DECISION CRITERIA: according to guideline

Results and discussion

In vitro

Other effects / acceptance of results:

ACCEPTANCE OF RESULTS:
The positive control gives an in vitro irritancy score that falls within two standard deviations of the current historical mean.
The negative control responses should result in opacity and permeability values that are less than the upper limits of the laboratory historical range.

Range of historical values if different from the ones specified in the test guideline: see table

Any other information on results incl. tables

Historical Control Data for the BCOP Studies

	Negative control			Positive control
	Opacity	Permeability	In vitroIrritancy Score	In vitroIrritancy Score
Range	-2.9 – 3.0	-0.016 – 0.042	-2.8 – 3.0	34.7 – 78.2
Mean	0.08	0.01	0.17	56.01
SD	1.04	0.01	1.14	12.51
n	84	77	78	55

SD = Standard deviation

n = Number of observations

The above mentioned historical control data range of the controls were obtained by collecting all data over the period of Aug 2014 to Aug 2017.

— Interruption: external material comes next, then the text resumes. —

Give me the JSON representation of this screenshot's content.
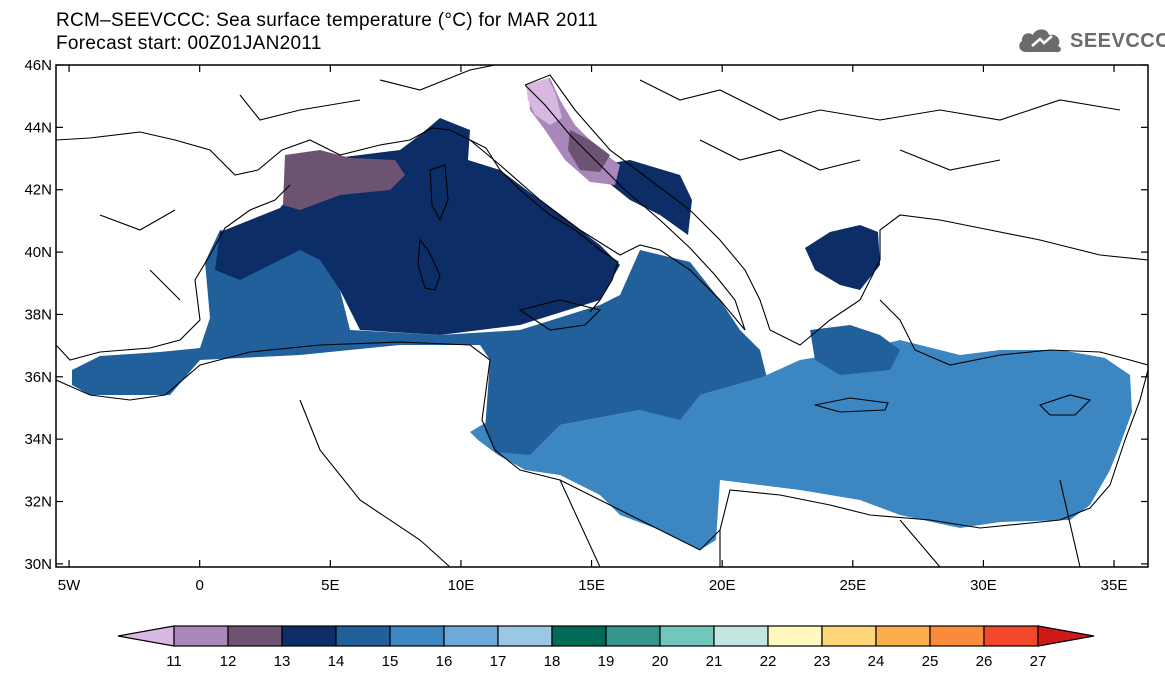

Applicant's summary and conclusion

Interpretation of results:

other: Not determinable

Remarks:

in accordance with Annex I of 1272/2008/EC (CLP)

Conclusions:

Based on the results of the present study, 3-Methyl Sulfolane induced an IVIS > 3 ≤ 55. Therefore no prediction on the classification can be made according to UN GHS and Annex I of the CLP Regulation (1272/2008/EC).

Executive summary:

The eye irritation hazard potential of 3-Methyl Sulfolane was as measured Acoording to OECDTG437 (BCOP test). The eye damage of the test substance was tested through topical application for 10 minutes.  The test item was applied as it is (750 µl) directly on top of the corneas. The negative and positive were considered valid. It was therefore concluded that the test conditions were adequate and that the test system functioned properly.  3-Methyl Sulfolane induced ocular irritation through one endpoint (opacity), resulting in a mean in vitro irritancy score of 11 after 10 minutes of treatment.

In conclusion, since 3-Methyl Sulfolane induced an IVIS > 3 ≤ 55, no prediction on the classification can be made.